Last year, players were moved much closer to the deadline, including Joshua Leivo to Kitchener, Vincent Trocheck to Plymouth and Cody Ceci to Owen Sound. If the cost is going to be higher for the extra 10-15 games of acquiring a player before December rather than the early January deadline, what's the use? Almost every team that's a buyer at the trade deadline will make the playoffs and really, you're stocking up to give yourself a better chance in the postseason.
This year though, the field is different. The contending OHL teams are all based in the West: London, Erie and Guelph, and though the Knights have already secured their Memorial Cup berth, any other Western team that wants to play at the MasterCard Memorial Cup this season is going to probably have to go through London.

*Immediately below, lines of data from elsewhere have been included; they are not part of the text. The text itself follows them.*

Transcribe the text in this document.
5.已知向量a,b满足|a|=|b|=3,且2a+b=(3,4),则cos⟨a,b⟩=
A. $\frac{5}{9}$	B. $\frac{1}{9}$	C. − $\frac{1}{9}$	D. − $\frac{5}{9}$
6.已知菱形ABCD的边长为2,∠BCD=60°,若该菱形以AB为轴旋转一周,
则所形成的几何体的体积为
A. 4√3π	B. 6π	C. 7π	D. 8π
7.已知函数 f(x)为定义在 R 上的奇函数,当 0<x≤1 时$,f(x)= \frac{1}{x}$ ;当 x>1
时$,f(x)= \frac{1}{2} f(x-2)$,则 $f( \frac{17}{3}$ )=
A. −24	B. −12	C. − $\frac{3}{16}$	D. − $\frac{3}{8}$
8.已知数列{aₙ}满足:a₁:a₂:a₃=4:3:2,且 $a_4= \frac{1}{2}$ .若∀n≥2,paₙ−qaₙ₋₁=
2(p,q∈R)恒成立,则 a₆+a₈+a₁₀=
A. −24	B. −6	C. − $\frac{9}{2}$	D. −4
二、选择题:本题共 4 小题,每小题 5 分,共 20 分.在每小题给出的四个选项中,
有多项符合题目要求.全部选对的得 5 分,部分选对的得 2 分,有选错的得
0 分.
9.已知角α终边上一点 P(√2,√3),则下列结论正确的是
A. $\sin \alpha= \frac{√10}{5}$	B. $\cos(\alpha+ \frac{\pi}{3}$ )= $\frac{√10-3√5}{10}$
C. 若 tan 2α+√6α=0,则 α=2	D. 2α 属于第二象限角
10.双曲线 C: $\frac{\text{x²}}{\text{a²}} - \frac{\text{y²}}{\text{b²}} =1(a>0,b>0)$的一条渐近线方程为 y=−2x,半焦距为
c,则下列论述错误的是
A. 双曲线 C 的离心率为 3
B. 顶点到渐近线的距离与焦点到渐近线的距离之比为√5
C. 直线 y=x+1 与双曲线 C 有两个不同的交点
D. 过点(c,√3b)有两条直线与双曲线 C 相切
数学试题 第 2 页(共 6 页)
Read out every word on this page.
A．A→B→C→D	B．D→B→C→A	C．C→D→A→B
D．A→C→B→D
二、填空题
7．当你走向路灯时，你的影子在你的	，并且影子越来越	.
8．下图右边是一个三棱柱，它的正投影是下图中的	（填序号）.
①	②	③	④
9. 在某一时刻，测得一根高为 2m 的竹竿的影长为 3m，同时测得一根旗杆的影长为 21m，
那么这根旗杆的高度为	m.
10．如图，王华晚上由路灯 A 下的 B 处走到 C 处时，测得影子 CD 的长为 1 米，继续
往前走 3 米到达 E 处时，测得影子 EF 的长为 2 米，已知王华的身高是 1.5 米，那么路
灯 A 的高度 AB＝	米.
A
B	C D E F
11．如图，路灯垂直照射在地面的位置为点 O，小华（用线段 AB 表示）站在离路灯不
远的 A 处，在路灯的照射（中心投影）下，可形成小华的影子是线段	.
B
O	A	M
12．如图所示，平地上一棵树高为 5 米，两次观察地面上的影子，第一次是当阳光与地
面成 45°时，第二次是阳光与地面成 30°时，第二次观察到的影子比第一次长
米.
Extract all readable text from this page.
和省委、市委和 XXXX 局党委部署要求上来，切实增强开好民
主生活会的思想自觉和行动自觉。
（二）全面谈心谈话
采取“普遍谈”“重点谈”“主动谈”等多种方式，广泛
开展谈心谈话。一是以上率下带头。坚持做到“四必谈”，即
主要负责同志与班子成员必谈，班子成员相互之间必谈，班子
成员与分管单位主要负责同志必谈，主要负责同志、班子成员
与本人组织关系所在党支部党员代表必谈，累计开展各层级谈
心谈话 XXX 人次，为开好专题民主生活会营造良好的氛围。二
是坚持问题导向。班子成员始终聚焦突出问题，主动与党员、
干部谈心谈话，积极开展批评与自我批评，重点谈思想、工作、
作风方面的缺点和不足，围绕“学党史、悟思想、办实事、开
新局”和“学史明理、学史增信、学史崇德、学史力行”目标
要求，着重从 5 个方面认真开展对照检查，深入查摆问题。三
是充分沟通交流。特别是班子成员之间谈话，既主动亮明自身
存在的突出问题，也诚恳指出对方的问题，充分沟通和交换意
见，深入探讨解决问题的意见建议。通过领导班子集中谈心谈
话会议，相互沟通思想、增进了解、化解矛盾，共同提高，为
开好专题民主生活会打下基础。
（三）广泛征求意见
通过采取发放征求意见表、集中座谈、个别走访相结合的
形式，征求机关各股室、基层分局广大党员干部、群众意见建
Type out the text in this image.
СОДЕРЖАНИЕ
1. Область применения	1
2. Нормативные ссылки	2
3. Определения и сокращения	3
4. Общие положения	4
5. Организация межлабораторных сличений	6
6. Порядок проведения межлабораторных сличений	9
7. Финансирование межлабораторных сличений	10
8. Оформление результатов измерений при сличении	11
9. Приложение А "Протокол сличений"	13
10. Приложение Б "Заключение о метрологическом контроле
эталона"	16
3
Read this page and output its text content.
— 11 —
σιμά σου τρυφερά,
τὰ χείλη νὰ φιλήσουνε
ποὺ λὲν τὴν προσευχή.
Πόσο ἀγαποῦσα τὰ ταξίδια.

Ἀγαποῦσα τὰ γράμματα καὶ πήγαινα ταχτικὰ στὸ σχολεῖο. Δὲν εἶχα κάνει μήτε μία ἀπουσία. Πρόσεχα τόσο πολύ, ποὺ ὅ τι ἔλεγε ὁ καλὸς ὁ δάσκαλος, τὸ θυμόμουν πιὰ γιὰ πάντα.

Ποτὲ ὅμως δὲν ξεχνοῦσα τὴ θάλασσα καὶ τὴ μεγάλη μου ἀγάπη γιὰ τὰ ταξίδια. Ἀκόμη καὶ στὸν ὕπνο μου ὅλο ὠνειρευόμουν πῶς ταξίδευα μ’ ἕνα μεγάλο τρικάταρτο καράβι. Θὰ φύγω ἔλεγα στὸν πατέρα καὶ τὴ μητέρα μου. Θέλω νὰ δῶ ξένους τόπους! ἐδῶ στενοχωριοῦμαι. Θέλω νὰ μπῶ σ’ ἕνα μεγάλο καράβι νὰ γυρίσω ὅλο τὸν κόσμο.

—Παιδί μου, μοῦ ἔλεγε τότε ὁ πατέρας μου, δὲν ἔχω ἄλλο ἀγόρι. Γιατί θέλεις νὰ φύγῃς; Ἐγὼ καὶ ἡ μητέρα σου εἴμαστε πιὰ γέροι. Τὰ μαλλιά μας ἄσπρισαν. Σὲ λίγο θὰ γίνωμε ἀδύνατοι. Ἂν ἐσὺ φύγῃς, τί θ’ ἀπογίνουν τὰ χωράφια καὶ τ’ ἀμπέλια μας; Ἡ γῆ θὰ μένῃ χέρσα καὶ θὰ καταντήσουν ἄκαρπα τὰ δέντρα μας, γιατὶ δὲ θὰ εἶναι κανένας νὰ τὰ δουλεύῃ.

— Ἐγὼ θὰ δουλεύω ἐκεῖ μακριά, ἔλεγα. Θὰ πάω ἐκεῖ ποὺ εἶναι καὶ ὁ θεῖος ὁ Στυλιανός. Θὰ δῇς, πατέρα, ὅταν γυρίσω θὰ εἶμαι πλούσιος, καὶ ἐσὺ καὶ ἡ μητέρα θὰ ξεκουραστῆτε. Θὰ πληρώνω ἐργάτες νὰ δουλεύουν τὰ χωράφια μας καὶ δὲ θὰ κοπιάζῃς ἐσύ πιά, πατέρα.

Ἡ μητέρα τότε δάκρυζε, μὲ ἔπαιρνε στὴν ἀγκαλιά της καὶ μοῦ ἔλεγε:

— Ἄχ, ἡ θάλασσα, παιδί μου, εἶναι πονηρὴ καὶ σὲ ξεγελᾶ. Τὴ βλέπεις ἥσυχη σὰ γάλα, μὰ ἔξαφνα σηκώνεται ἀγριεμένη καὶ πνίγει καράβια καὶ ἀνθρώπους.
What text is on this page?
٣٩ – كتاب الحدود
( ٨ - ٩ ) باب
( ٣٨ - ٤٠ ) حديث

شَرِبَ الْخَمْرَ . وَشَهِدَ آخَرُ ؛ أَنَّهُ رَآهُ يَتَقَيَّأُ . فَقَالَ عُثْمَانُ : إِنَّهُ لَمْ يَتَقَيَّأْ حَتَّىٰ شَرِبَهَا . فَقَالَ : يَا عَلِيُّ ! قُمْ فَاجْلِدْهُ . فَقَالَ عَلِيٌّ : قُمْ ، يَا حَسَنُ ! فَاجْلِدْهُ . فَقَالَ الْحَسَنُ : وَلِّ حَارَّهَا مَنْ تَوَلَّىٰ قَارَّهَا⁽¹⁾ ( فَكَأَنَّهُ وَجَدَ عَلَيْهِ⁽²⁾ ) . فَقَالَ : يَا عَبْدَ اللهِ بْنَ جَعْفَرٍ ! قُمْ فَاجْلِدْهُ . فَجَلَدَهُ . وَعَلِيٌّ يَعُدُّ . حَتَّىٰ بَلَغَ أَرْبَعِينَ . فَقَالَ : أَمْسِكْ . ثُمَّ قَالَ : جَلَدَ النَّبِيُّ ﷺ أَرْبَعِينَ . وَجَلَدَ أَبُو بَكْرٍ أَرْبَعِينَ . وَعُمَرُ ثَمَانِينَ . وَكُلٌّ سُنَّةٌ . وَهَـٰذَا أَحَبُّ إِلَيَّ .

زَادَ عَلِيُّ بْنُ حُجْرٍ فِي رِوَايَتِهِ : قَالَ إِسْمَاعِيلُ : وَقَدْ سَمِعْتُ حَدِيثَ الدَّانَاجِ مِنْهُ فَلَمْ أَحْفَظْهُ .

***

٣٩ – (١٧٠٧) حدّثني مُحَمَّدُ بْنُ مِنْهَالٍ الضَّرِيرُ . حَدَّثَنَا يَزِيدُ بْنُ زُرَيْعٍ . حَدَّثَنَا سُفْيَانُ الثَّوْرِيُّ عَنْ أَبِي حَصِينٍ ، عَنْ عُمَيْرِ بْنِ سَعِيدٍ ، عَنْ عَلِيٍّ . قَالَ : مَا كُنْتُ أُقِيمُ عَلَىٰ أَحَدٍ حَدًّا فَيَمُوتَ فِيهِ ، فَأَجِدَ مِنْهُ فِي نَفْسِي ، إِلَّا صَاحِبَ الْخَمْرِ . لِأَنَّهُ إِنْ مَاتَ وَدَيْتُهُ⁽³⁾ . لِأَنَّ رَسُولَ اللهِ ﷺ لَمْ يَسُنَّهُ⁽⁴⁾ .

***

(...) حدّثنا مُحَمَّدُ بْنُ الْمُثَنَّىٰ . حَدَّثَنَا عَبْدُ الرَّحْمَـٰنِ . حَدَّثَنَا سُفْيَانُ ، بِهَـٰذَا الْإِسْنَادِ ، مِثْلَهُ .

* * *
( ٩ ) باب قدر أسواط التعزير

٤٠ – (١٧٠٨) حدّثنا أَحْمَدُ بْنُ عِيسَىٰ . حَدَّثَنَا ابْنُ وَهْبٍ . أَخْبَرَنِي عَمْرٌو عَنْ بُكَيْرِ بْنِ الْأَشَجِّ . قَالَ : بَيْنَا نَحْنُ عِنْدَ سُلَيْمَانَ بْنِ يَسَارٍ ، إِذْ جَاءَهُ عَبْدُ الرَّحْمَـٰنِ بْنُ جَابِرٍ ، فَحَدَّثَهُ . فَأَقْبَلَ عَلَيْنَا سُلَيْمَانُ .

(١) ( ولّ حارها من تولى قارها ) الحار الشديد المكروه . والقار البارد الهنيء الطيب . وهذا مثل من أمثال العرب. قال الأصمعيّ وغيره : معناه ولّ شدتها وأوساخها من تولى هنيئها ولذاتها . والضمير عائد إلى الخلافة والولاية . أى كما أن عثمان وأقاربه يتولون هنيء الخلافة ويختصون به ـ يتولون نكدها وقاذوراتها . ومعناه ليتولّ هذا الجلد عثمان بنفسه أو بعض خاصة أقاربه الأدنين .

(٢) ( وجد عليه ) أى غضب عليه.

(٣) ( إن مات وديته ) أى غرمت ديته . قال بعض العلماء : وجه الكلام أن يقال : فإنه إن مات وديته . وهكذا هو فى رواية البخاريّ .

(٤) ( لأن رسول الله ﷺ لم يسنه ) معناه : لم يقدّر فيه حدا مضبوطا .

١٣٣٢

What more, if you parse down our own Dynamic Dozen rankings this week, you'll find that the teams after the 'Big 3' are concentrated in the West as well: Windsor is 14th and Sault Ste. Marie is 16th. The Oshawa Generals, at 21st, are the highest ranked OHL Eastern team in our national rankings.
So the balance of power is concentrated to one conference, and that means making moves early is a bit more important this season, to create some separation in the standings prior to the World Juniors and fight not just to prepare for the playoffs, but home ice advantage too. The advantage is difficult to quantify (not as easy as saying "13 of 15 series last year were determined by home ice!" since in almost every case, the team with home ice is the team with the higher point total in the regular season) but there may be some psychological attribute as well.
With Gaunce and Rychel moved, who will be the next domino to fall, and what number will he wear with the Knights?
1. London Knights, OHL (.607 RPI, +2.1 SRS, +1) — It was mentioned in this week's Hot & Cold, but the Knights have a .906 point percentage since Halloween, and leap ahead of Erie this week after going perfect in a week that included games against Sault Ste. Marie, Windsor, and Owen Sound.
Now, how much can you attribute the team being red hot to being a well-rounded team overall, and how much of it is thanks to the return of Nikita Zadorov from the Buffalo Sabres? The Knights are 7-1-0 and have given up just 15 goals in the eight games since his return.
2. Erie Otters, OHL (.598 RPI, +2.3 SRS, -1) — The Otters, like the Knights, are going to lose some key players for the World Juniors, a disease that often afflicts the top teams come December. They'll lose a player from each of their top two lines, their starting goaltender, and possibly their No. 1 defenceman. OHL leading scorer Connor Brown has been picking up points on a line with Dane Fox recently, so it won't be the first time he'll be tested playing without Andre Burakovsky.
Meanwhile, in Oscar Dansk's absence between the pipes, the team will have to count on sophomore Devin Williams. With a .907 save percentage, Williams is 10th in the OHL (Dansk is 4th). Williams is first-time eligible as a draft prospect this upcoming June in a fairly wide open goalie class, so he'll have a chance to impress some scouts that are sticking around in North America.